Minuteman Project leader Jim Gilchrist appeared yesterday on VCY America’s “Crosstalk,” where a caller chimed in to suggest that the child refugees who fled to the southern U.S. border should be put into a gas chamber. (VCY America stands for Voice of Christian Youth America)
More of this fascinating story of charity, guns, gassing refugees, and politicians below the orange cloud of death.
Article at Right Wing Watch, where I started this fascinating chase of who's who. Some of the historical information I culled from that font of all human ken, Wikipedia [citation needed].
One of the hosts chided her for her attitude; Gilchrist sympathised with her angst and commended her for sharing her beliefs. After she rung off, he claimed the talk of gassing children was a metaphor. The link above has a recording of the caller and the hosts’ responses.
Of note: last time I checked, a metaphor was a turn-of-phrase that stands for something else. What does gassing children stand for? He did not say: perhaps Christian charity (After all, this was on VCY's radio show).
In 2010, Gilchrist endorsed Texas Governor Rick Perry (R) for re-election.

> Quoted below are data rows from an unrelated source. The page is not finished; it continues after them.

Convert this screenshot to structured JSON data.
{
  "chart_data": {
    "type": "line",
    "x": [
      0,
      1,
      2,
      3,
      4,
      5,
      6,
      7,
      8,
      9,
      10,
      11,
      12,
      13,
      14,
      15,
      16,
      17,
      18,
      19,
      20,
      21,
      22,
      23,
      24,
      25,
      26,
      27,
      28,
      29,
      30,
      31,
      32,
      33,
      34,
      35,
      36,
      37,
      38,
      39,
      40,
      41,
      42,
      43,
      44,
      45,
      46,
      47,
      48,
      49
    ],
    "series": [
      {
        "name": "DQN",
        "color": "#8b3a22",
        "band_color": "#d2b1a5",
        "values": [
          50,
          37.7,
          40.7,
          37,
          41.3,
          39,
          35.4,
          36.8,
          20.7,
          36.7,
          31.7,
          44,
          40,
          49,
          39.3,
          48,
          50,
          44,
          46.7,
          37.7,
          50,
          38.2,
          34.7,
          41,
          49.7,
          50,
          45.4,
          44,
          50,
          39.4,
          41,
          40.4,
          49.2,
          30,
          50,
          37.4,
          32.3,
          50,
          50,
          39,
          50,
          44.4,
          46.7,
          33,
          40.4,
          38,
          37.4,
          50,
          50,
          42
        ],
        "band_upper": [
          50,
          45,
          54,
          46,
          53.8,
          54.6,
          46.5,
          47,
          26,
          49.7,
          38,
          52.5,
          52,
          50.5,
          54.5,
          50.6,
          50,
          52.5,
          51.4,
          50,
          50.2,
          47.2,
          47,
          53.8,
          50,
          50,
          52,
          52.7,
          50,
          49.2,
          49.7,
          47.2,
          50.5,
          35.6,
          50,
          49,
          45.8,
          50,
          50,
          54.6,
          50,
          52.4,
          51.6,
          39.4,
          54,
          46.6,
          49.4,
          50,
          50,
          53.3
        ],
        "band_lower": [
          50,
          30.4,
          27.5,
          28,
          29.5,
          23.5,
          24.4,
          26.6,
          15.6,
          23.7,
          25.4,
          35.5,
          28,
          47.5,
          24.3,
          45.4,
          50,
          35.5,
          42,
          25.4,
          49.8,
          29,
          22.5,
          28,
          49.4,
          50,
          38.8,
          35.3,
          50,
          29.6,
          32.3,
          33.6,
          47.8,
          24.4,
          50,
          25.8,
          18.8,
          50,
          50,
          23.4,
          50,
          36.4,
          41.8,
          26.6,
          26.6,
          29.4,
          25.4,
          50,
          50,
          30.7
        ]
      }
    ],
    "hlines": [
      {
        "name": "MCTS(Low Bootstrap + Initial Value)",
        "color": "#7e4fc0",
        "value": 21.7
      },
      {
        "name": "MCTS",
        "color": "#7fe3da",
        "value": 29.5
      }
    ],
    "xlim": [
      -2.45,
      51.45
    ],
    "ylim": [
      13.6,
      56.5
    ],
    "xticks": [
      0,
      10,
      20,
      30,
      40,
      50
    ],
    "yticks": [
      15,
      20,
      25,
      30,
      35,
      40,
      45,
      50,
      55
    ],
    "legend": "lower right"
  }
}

Alabama US House representative Mo Brooks (R - the children on the border are carrying Ebola fame) noted that Gilchrist offered him an endorsement if he hired the National Alliance’s political director. Brooks refused.
Gilchrist holds a BA in newspaper journalism from the University of Rhode Island, a BS in business administration from California State Polytechnic University, and an MBA in taxation from Golden Gate University. He is a former newspaper reporter and a retired California CPA
Gilchrist ran for in the special election to replace a US representative in California’s 48th district in 2005, coming in second with 25.5% of the vote, behind Republican candidate John Campbell. He finished ahead of the Democrats, the Greens, and the Libertarians, running on the American Independent Party ticket.

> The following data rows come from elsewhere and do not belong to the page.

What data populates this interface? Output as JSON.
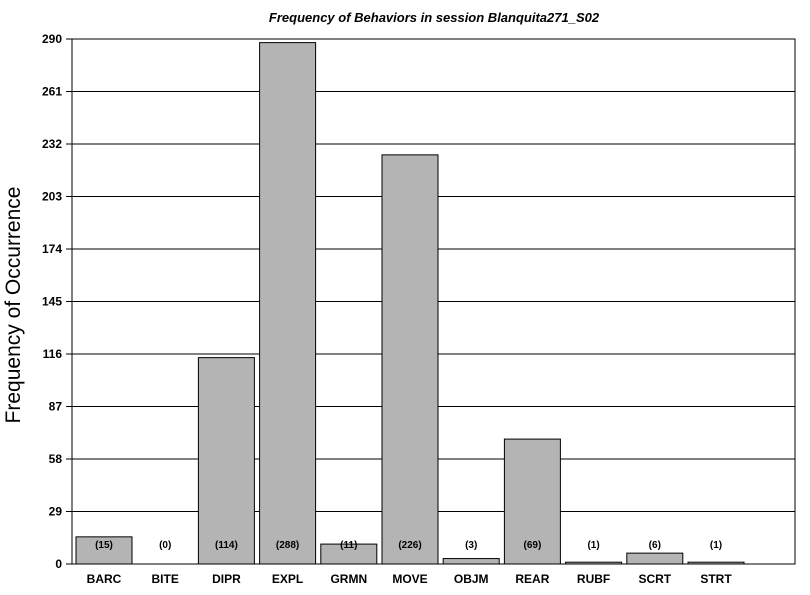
{
  "chart_data": {
    "type": "bar",
    "title": "Frequency of Behaviors in session Blanquita271_S02",
    "xlabel": "",
    "ylabel": "Frequency of Occurrence",
    "ylim": [
      0,
      290
    ],
    "yticks": [
      0,
      29,
      58,
      87,
      116,
      145,
      174,
      203,
      232,
      261,
      290
    ],
    "grid": true,
    "categories": [
      "BARC",
      "BITE",
      "DIPR",
      "EXPL",
      "GRMN",
      "MOVE",
      "OBJM",
      "REAR",
      "RUBF",
      "SCRT",
      "STRT"
    ],
    "values": [
      15,
      0,
      114,
      288,
      11,
      226,
      3,
      69,
      1,
      6,
      1
    ],
    "data_labels": [
      "(15)",
      "(0)",
      "(114)",
      "(288)",
      "(11)",
      "(226)",
      "(3)",
      "(69)",
      "(1)",
      "(6)",
      "(1)"
    ],
    "bar_color": "#b4b4b4"
  }
}
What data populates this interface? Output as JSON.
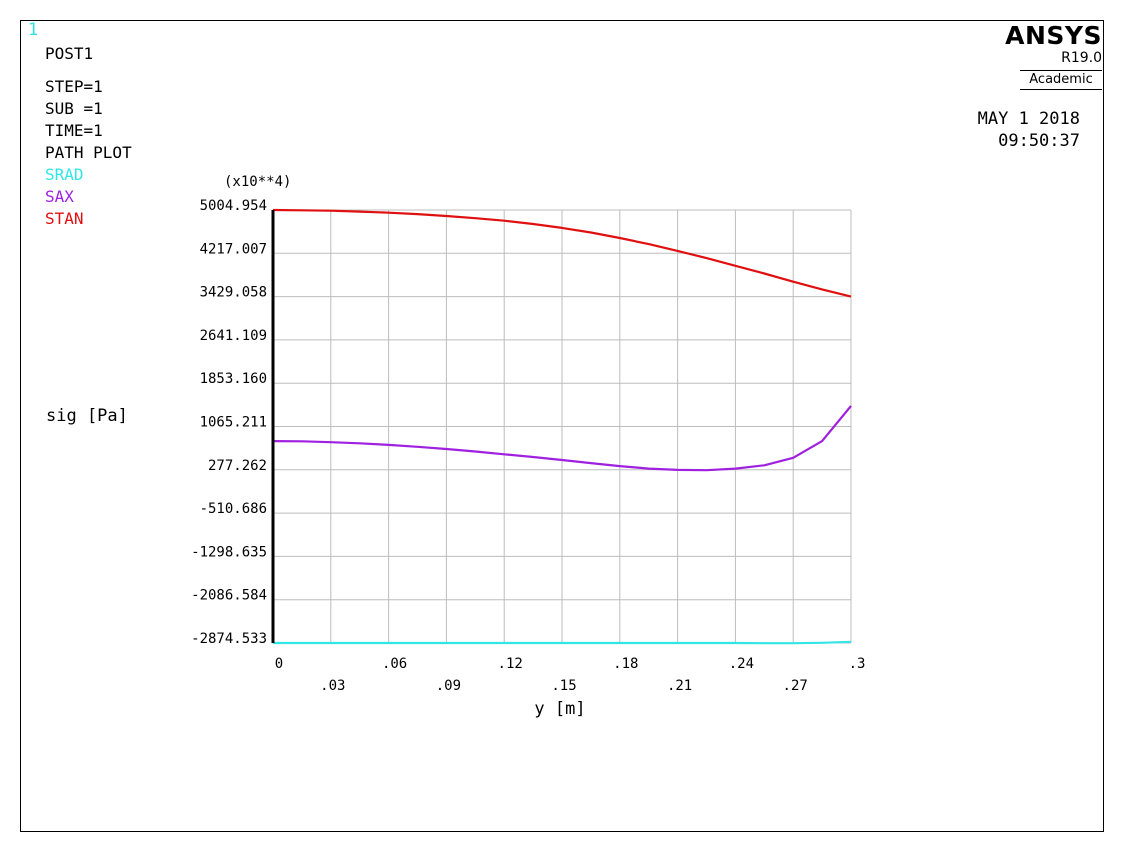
{
  "window_number": "1",
  "header": {
    "module": "POST1",
    "step": "STEP=1",
    "sub": "SUB =1",
    "time": "TIME=1",
    "plot_type": "PATH PLOT"
  },
  "logo": {
    "name": "ANSYS",
    "release": "R19.0",
    "edition": "Academic"
  },
  "date": "MAY  1 2018",
  "time": "09:50:37",
  "colors": {
    "SRAD": "#33e6e6",
    "SAX": "#a020e0",
    "STAN": "#e01010",
    "grid": "#bdbdbd"
  },
  "chart_data": {
    "type": "line",
    "xlabel": "y [m]",
    "ylabel": "sig [Pa]",
    "yscale_label": "(x10**4)",
    "xlim": [
      0,
      0.3
    ],
    "ylim": [
      -2874.533,
      5004.954
    ],
    "x_ticks_top": [
      "0",
      ".06",
      ".12",
      ".18",
      ".24",
      ".3"
    ],
    "x_ticks_bottom": [
      ".03",
      ".09",
      ".15",
      ".21",
      ".27"
    ],
    "y_ticks": [
      "5004.954",
      "4217.007",
      "3429.058",
      "2641.109",
      "1853.160",
      "1065.211",
      "277.262",
      "-510.686",
      "-1298.635",
      "-2086.584",
      "-2874.533"
    ],
    "legend": [
      "SRAD",
      "SAX",
      "STAN"
    ],
    "x": [
      0,
      0.015,
      0.03,
      0.045,
      0.06,
      0.075,
      0.09,
      0.105,
      0.12,
      0.135,
      0.15,
      0.165,
      0.18,
      0.195,
      0.21,
      0.225,
      0.24,
      0.255,
      0.27,
      0.285,
      0.3
    ],
    "series": [
      {
        "name": "SRAD",
        "values": [
          -2874.5,
          -2874.5,
          -2874.5,
          -2874.5,
          -2874.5,
          -2874.5,
          -2874.5,
          -2874.5,
          -2874.5,
          -2874.5,
          -2874.5,
          -2874.5,
          -2874.5,
          -2874.5,
          -2874.5,
          -2874.5,
          -2874.5,
          -2878,
          -2878,
          -2870,
          -2852
        ]
      },
      {
        "name": "SAX",
        "values": [
          800,
          795,
          780,
          760,
          730,
          695,
          655,
          610,
          560,
          510,
          455,
          400,
          345,
          300,
          275,
          270,
          300,
          360,
          495,
          800,
          1440
        ]
      },
      {
        "name": "STAN",
        "values": [
          5004.9,
          5000,
          4992,
          4975,
          4955,
          4930,
          4895,
          4855,
          4810,
          4750,
          4680,
          4595,
          4495,
          4385,
          4260,
          4130,
          3990,
          3850,
          3700,
          3560,
          3429
        ]
      }
    ]
  }
}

Gilchrist was part of the now defunct original version of the National Alliance, a white supremacist, white separatist, anti-Semitic organisation. That organisation was built upon the remains of Youth for Wallace, Alabama Governor George Wallace’s 1968 political youth organisation after a protracted fight for control. National Alliance also took over publication of the newsletter National Socialist World. (a noted liberal publication /snark)
The organisation’s founder was Dr. William Luther Pierce (a physics professor), one of those liberal leftist college professors you keep hearing about, and a former associate of the American Nazi Party. National Alliance disbanded in 2013 but has reformed.
National Alliance had a radio programme called American Dissident Voices that appeared on right-wing radio in the USA, and on Christian shortwave radio outlets for broadcast around the world. It also owned a record label for white power called “Resistance Records.” The FBI listed it as the best-funded and best-organised white nationalist group in the USA.
Pierce died in 2002, and a leadership fight ensued resulting in the resignation of two board members, a fire fighter and an economics professor (another of those liberal professors you hear about from the right).
In 2005, member Kevin Alfred Strom issued a declaration to Erich Gliebe demanding he step down from the board. Strom failed, but was arrested and convicted of possession of child pornography and soliciting sex from a ten year old girl in 2007. He was sentenced to twenty-three months in prison after the other charges besides the possession charge were dropped.
Gliebe resigned shortly after the hostile takeover attempt, ostensibly to deal with family problems. However, shortly after he appointed his successor Shaun Walker, Walker was arrested on conspiracy charges, convicted, sentenced to eighty-seven months, and Gliebe was forced to take up the weighty mantle of power again.
The organisation was also linked to the 2011 Martin Luther King Day Parade bombing in Spokane, Washington. The bomb was a shaped charge with shrapnel and filled with rat poison. It was discovered before it was to explode, and was successfully defused. The bomber’s identity was discovered when a bookstore owner found a list in a book on the 2008 Presidential election in her store with anti-Semitic and anti-African-American messages on it, with dates and places.
The bomber was convicted after pleading guilty. At sentencing, he tried to withdraw his guilty plea, claiming the device did not fit the legal definition of a bomb. He was sentenced to thirty-two years in prison, followed by lifetime counselling and supervision.
Strom re-founded the National Alliance after it went defunct early last year, and moved its headquarters from West Virginia to Tennessee. He also restarted American Dissident Voices on December 28 of last year, in its original AM/FM/Shortwave format. (I will not provide a link to that repugnant show.)
These are the guys, The Minuteman Project, the National Alliance, and their leaders, who want to go to the border and parade around with guns (and interfere with legitimate law enforcement). These are the guys who support Gov. Perry as he parades up and down the Rio Grande River with Sean Hannity in a boat with a machine gun mounted on the bow.
And with Rick Perry considering another shot at the presidency, these are the people that journalists should be asking him about, not what government departments he would shut down.
I see no trouble here. You know what they say it takes for evil to triumph.
They are saying Praise the Lord and pass the Zyklon B.